«Debe existir un médico que prescriba cualquier tipo de medicamento, incluidas las plantas medicinales»

S.??P.

SOCIEDAD

Alberto Espiñeira (Ferrol, 1955) es médico, pero ha querido buscar fuera de la medicina oficial otros métodos alternativos de terapia natural, como la homeopatía, la acupuntura, la oligoterapia funcional y la medicina antroposófica; la idea es tratar los problemas de la persona basándose en que lo que «se intenta es tratar a enfermos, no enfermedades».

-¿Que sea natural quiere decir que es inocuo?

-No, porque hay que conocer y saber prescribir adecuadamente. Las plantas no son inocuas, tienen principios activos y por lo tanto efectos secundarios e interacciones que hay que conocer.

-¿Cuál es uno de los problemas que a su parecer existen en las herboristerías?

-Una herboristería es una tienda que vende productos fitoterapéuticos, como una farmacia despacha medicamentos. No tiene nada que ver con ir a la consulta de un médico. El médico, una vez hecha la historia clínica y el diagnóstico, se decide a dar un tratamiento que puede ser farmacológico.

-¿Existen riesgos a la hora de comprar un fármaco sin control médico?

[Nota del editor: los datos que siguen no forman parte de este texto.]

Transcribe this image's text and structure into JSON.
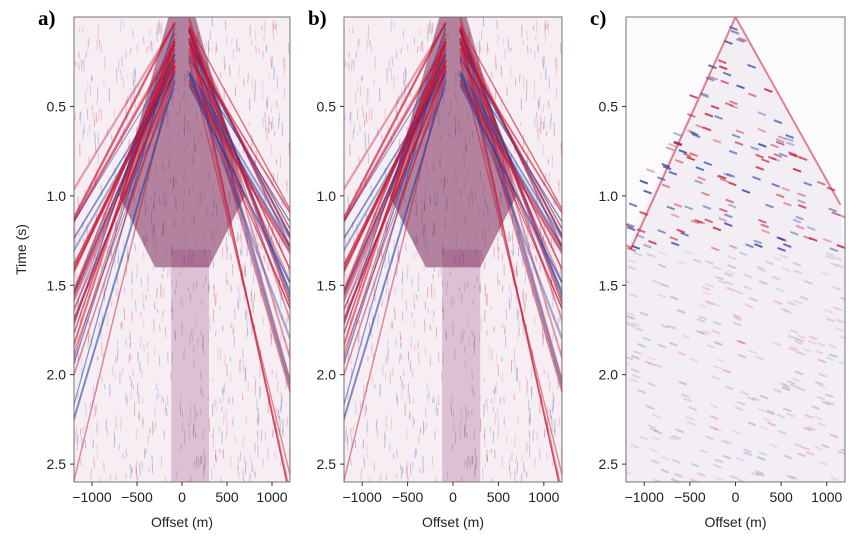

-Creo que es nefasto tomar medicamentos o plantas medicinales sin receta médica. Debe existir un médico que prescriba cualquier tipo de medicamento, incluidas las plantas medicinales.

-¿Puede ofrecer una opinión sobre los casos de intoxicación hepática en los que Herbalife está involucrada?

-Este es un caso en el que lo comercial o especulativo se mezcla, o se hace intrusismo, con algo tan serio como es la salud, solo por conseguir dinero.

-¿Recurren muchos pacientes a este tipo de tratamientos?

-Cada vez más personas recurren a la medicina natural. En la sanidad pública en Francia, Alemania o el Reino Unido, los usuarios pueden elegir el tipo de terapia que quieran porque el Sistema Nacional de Salud facilita todas las opciones.

-¿Aquí todavía no se ha implantado?

-No, porque aquí se va a la contra del resto de Europa y muchos productos homeopáticos se están retirando y los pacientes tienen que pedirlos a otros países. Simplemente es una vergüenza.